Grace nodded, stubborn.
“You know how you can tell Serenity is lying?”
“How?”
“Her lips are moving.”
“That’s unnecessarily cynical.”
“There is no such thing as being unnecessarily cynical.”
She glared at him then changed tack. “How well did you and Graham know her?”
“Well enough to know she’ll tell you whatever you want to hear if there’s money involved.”
“You’re hopelessly distrustful.”
“Yeah. And alive. And those two things are not mutually exclusive. Grace, there’s a woman lying under a trailer
, presumably drunk. Her ponies are all over the park. If ever there was a call to cynicism, this is it.”
Suddenly, the defiance left her expression. He wished he’d had time to get ready for what she did next. Grace laid her hand on his wrist.
Everything she was was in that touch. The way she was dressed tried to say one thing about her: that she was a polished and successful businesswoman.
At least before her pony encounter.
But her touch said something entirely different. She probably would have been shocked by how her touch told her truth.
That she was gentle, a little naive, hopeful about life. She was too soft and too gullible. He was not sure how she had managed that. To remain that through life’s tragedies, the death of her brother, the breakup of her engagement.
There was a kind of courage in it that he reluctantly admired even while he felt honor-bound to discourage it.
She looked at him, and there was pleading in her eyes. “I know you’re just trying to protect me. But please, Rory, let me do this my way. Is it so terrible to want a miracle?”
Miracles. He’d never been a man with any kind of faith, and spending all his adult life in war zones had not improved his outlook in that department.

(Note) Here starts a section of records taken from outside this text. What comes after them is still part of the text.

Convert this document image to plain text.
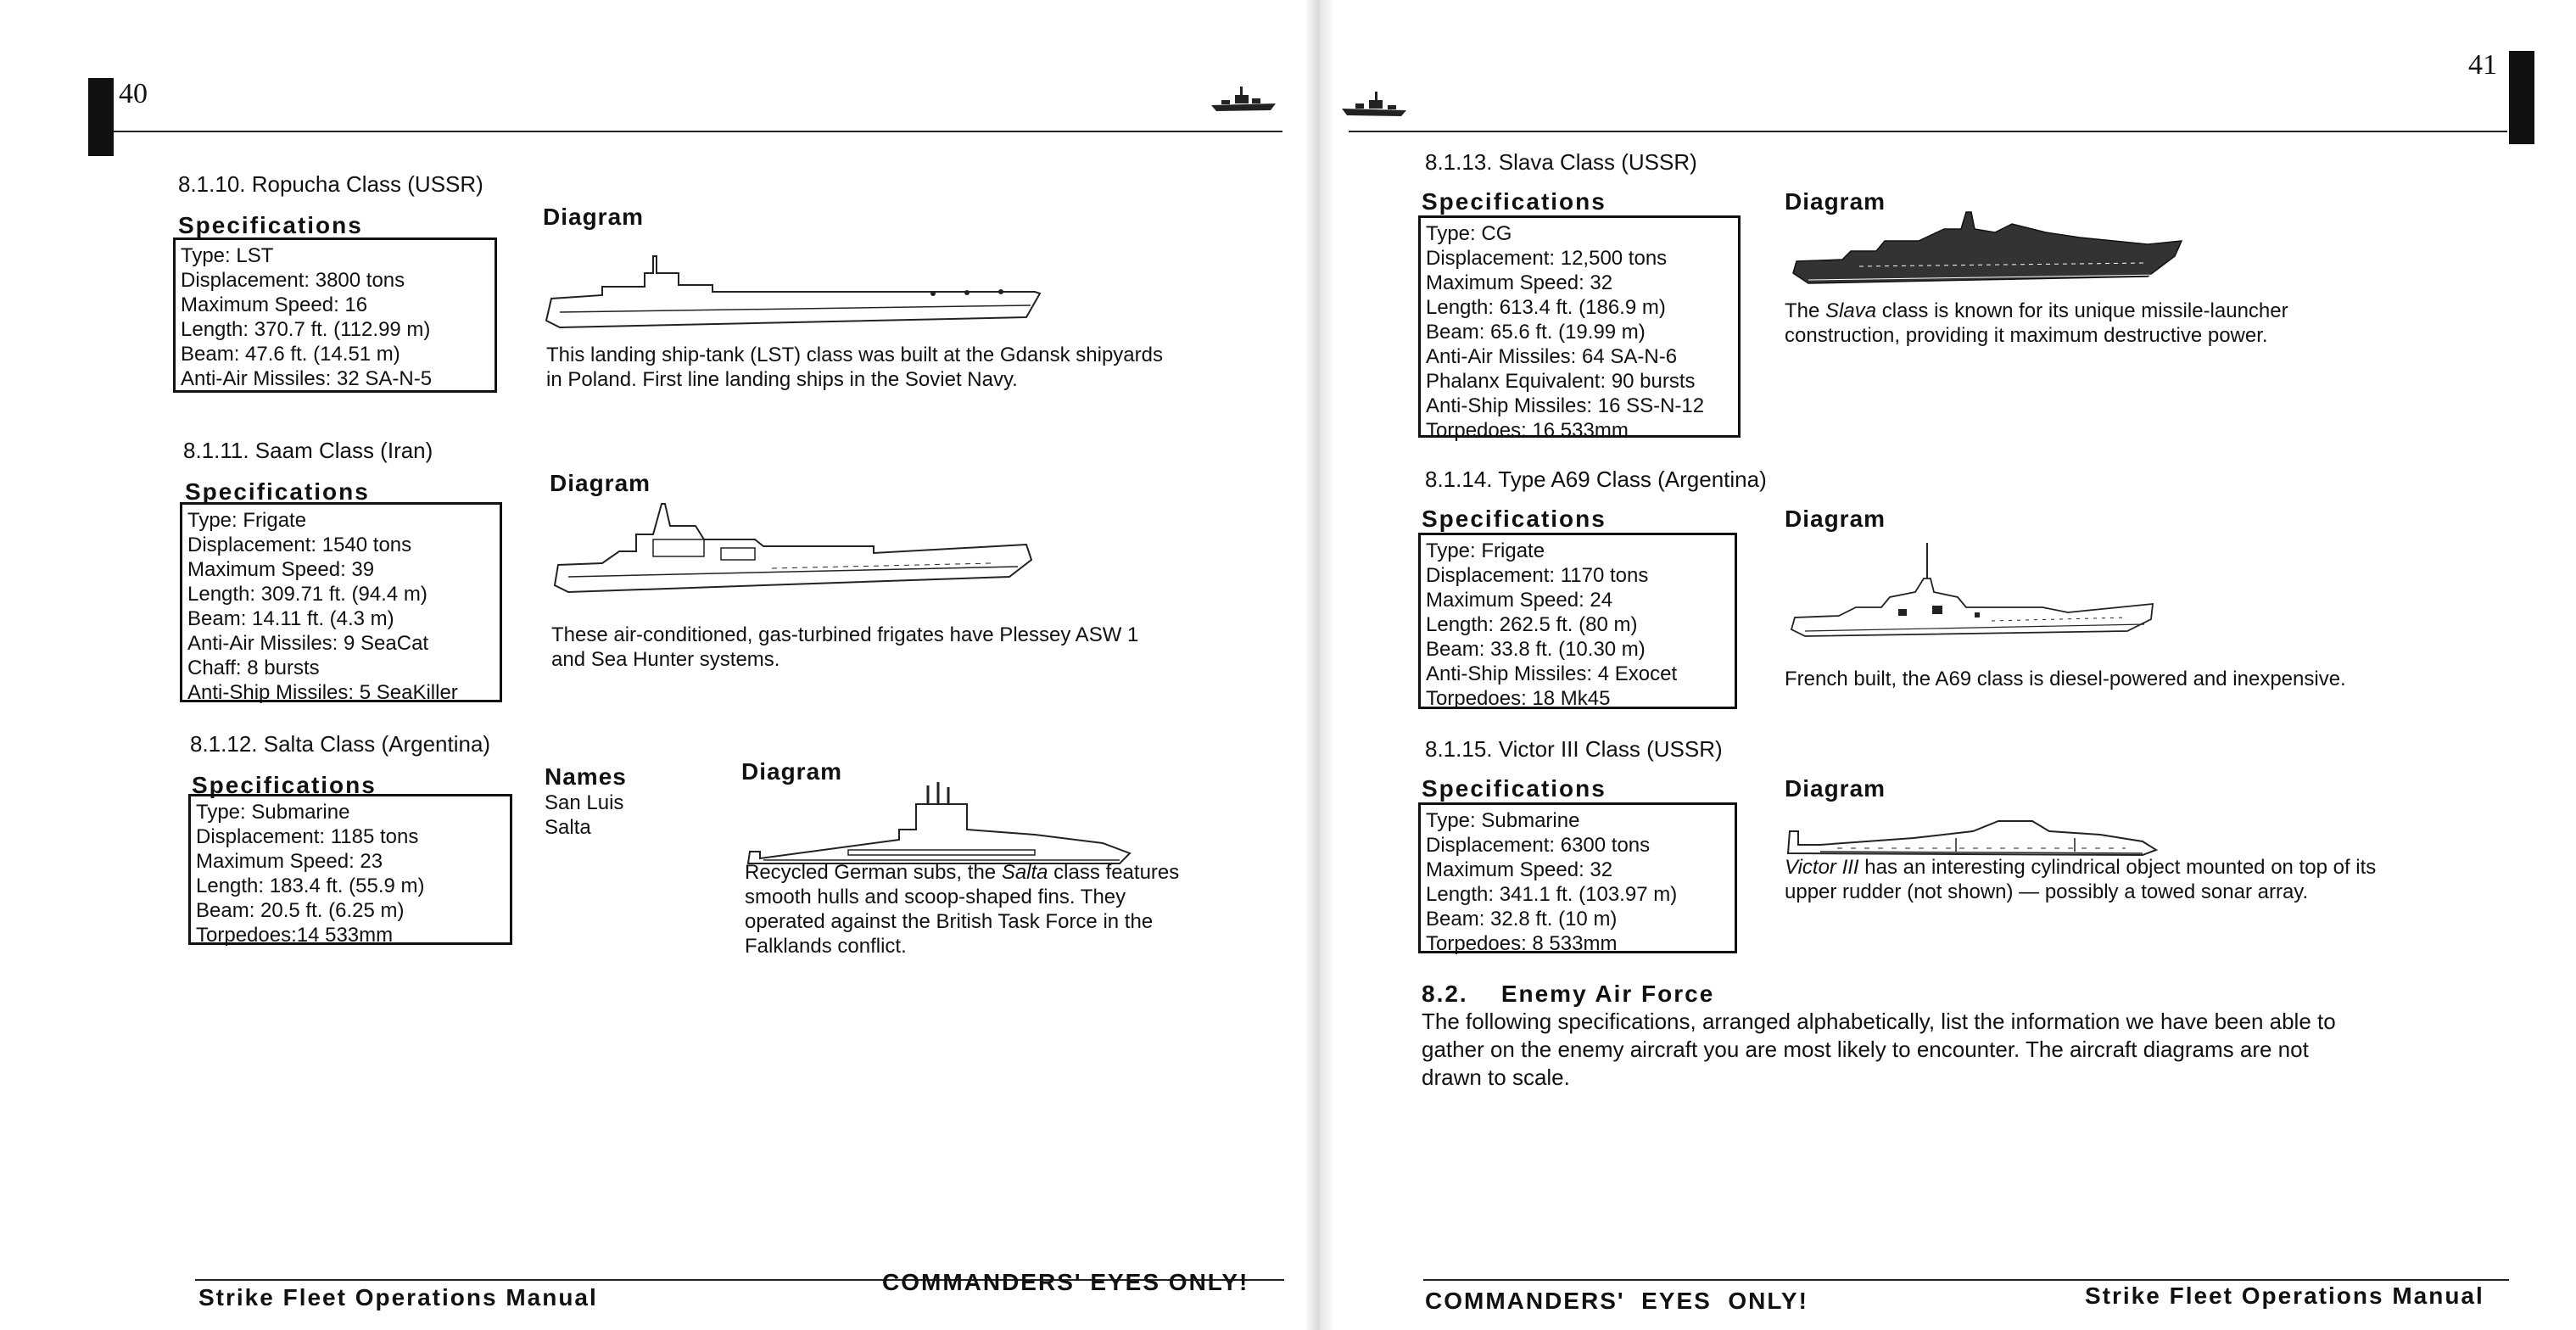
40
8.1.10. Ropucha Class (USSR)
Specifications	Diagram
Type: LST
Displacement: 3800 tons
Maximum Speed: 16
Length: 370.7 ft. (112.99 m)
Beam: 47.6 ft. (14.51 m)
Anti-Air Missiles: 32 SA-N-5
This landing ship-tank (LST) class was built at the Gdansk shipyards
in Poland. First line landing ships in the Soviet Navy.
8.1.11. Saam Class (Iran)
Specifications	Diagram
Type: Frigate
Displacement: 1540 tons
Maximum Speed: 39
Length: 309.71 ft. (94.4 m)
Beam: 14.11 ft. (4.3 m)
Anti-Air Missiles: 9 SeaCat
Chaff: 8 bursts
Anti-Ship Missiles: 5 SeaKiller
These air-conditioned, gas-turbined frigates have Plessey ASW 1
and Sea Hunter systems.
8.1.12. Salta Class (Argentina)
Specifications	Names
San Luis
Salta
Diagram
Type: Submarine
Displacement: 1185 tons
Maximum Speed: 23
Length: 183.4 ft. (55.9 m)
Beam: 20.5 ft. (6.25 m)
Torpedoes:14 533mm
Recycled German subs, the Salta class features
smooth hulls and scoop-shaped fins. They
operated against the British Task Force in the
Falklands conflict.
Strike Fleet Operations Manual
COMMANDERS' EYES ONLY!
41
8.1.13. Slava Class (USSR)
Specifications	Diagram
Type: CG
Displacement: 12,500 tons
Maximum Speed: 32
Length: 613.4 ft. (186.9 m)
Beam: 65.6 ft. (19.99 m)
Anti-Air Missiles: 64 SA-N-6
Phalanx Equivalent: 90 bursts
Anti-Ship Missiles: 16 SS-N-12
Torpedoes: 16 533mm
The Slava class is known for its unique missile-launcher
construction, providing it maximum destructive power.
8.1.14. Type A69 Class (Argentina)
Specifications	Diagram
Type: Frigate
Displacement: 1170 tons
Maximum Speed: 24
Length: 262.5 ft. (80 m)
Beam: 33.8 ft. (10.30 m)
Anti-Ship Missiles: 4 Exocet
Torpedoes: 18 Mk45
French built, the A69 class is diesel-powered and inexpensive.
8.1.15. Victor III Class (USSR)
Specifications	Diagram
Type: Submarine
Displacement: 6300 tons
Maximum Speed: 32
Length: 341.1 ft. (103.97 m)
Beam: 32.8 ft. (10 m)
Torpedoes: 8 533mm
Victor III has an interesting cylindrical object mounted on top of its
upper rudder (not shown) — possibly a towed sonar array.
8.2.    Enemy Air Force
The following specifications, arranged alphabetically, list the information we have been able to
gather on the enemy aircraft you are most likely to encounter. The aircraft diagrams are not
drawn to scale.
COMMANDERS'  EYES  ONLY!	Strike Fleet Operations Manual
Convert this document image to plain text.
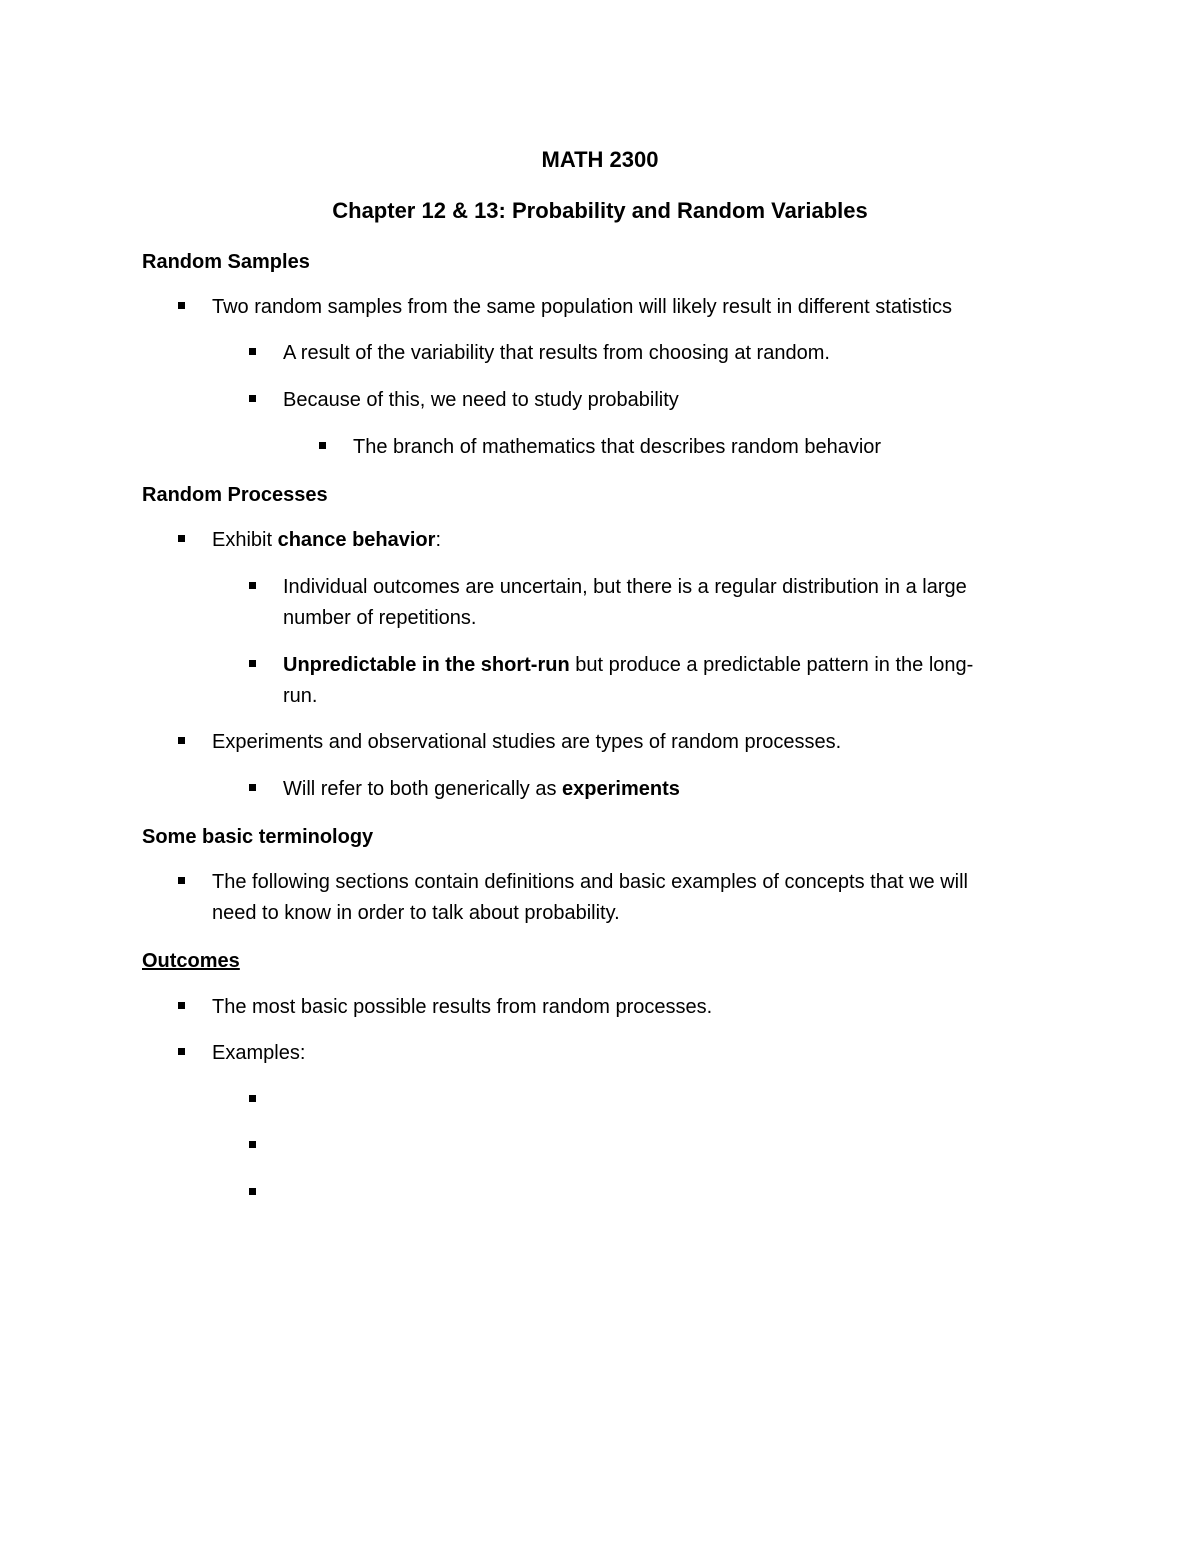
MATH 2300
Chapter 12 & 13: Probability and Random Variables
Random Samples
Two random samples from the same population will likely result in different statistics
A result of the variability that results from choosing at random.
Because of this, we need to study probability
The branch of mathematics that describes random behavior
Random Processes
Exhibit chance behavior:
Individual outcomes are uncertain, but there is a regular distribution in a large
number of repetitions.
Unpredictable in the short-run but produce a predictable pattern in the long-
run.
Experiments and observational studies are types of random processes.
Will refer to both generically as experiments
Some basic terminology
The following sections contain definitions and basic examples of concepts that we will
need to know in order to talk about probability.
Outcomes
The most basic possible results from random processes.
Examples:
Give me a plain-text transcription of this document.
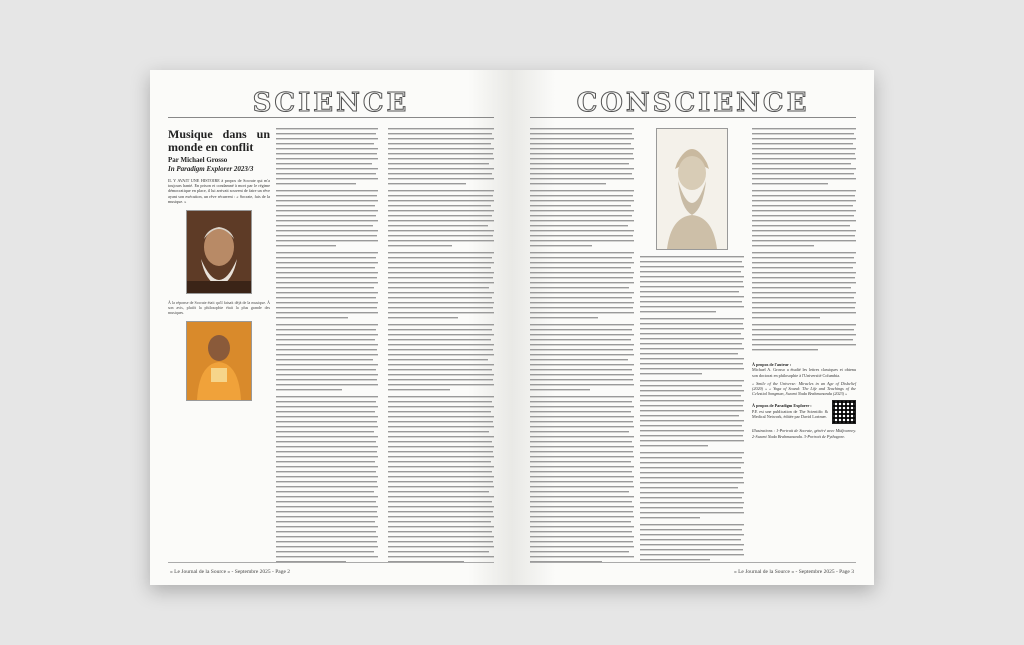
SCIENCE
Musique dans un monde en conflit
Par Michael Grosso
In Paradigm Explorer 2023/3
IL Y AVAIT UNE HISTOIRE à propos de Socrate qui m'a toujours hanté. En prison et condamné à mort par le régime démocratique en place, il lui arrivait souvent de faire un rêve ayant son exécution, un rêve récurrent : « Socrate, fais de la musique. »
À la réponse de Socrate était qu'il faisait déjà de la musique. À son avis, plutôt la philosophie était la plus grande des musiques.
« Le Journal de la Source » - Septembre 2025 - Page 2
CONSCIENCE
À propos de l'auteur :
Michael A. Grosso a étudié les lettres classiques et obtenu son doctorat en philosophie à l'Université Columbia.
« Smile of the Universe: Miracles in an Age of Disbelief (2020) » « Yoga of Sound: The Life and Teachings of the Celestial Songman, Swami Nada Brahmananda (2023) »
À propos de Paradigm Explorer :
P.E est une publication de The Scientific & Medical Network, éditée par David Lorimer.
Illustrations : 1-Portrait de Socrate, généré avec Midjourney. 2-Swami Nada Brahmananda. 3-Portrait de Pythagore.
« Le Journal de la Source » - Septembre 2025 - Page 3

He—from a family who had never set foot in a church—had said his share of desperate prayers.
His last one had been Don’t let this man, my friend, die.
He both admired her hope, and wanted to kill it before it got away on her and did some serious damage.
Trying for a gentle note, which was as foreign to him as speaking Chinese, Rory said, “Gracie, come on. No one walks on water.”
At that moment, a pickup truck shot into the parking lot, and pulled up beside the horse trailer. It had a decal on the side for the Mountain Retreat Guest Ranch. A cowboy got out of the driver’s side.
He looked as though he was straight off a movie set. Booted feet, plaid shirt, Stetson, fresh-faced and clean-scrubbed. Three other cowboys spilled out the open doors.
“Slim McKenzie,” the first one said. “I hear you’re having a pony problem.”
Gracie turned and looked at Rory, those amazing eyes dancing with the most beautiful light.
“Maybe no one walks on water,” she said, quietly, “But garden-variety miracles happen all the time.”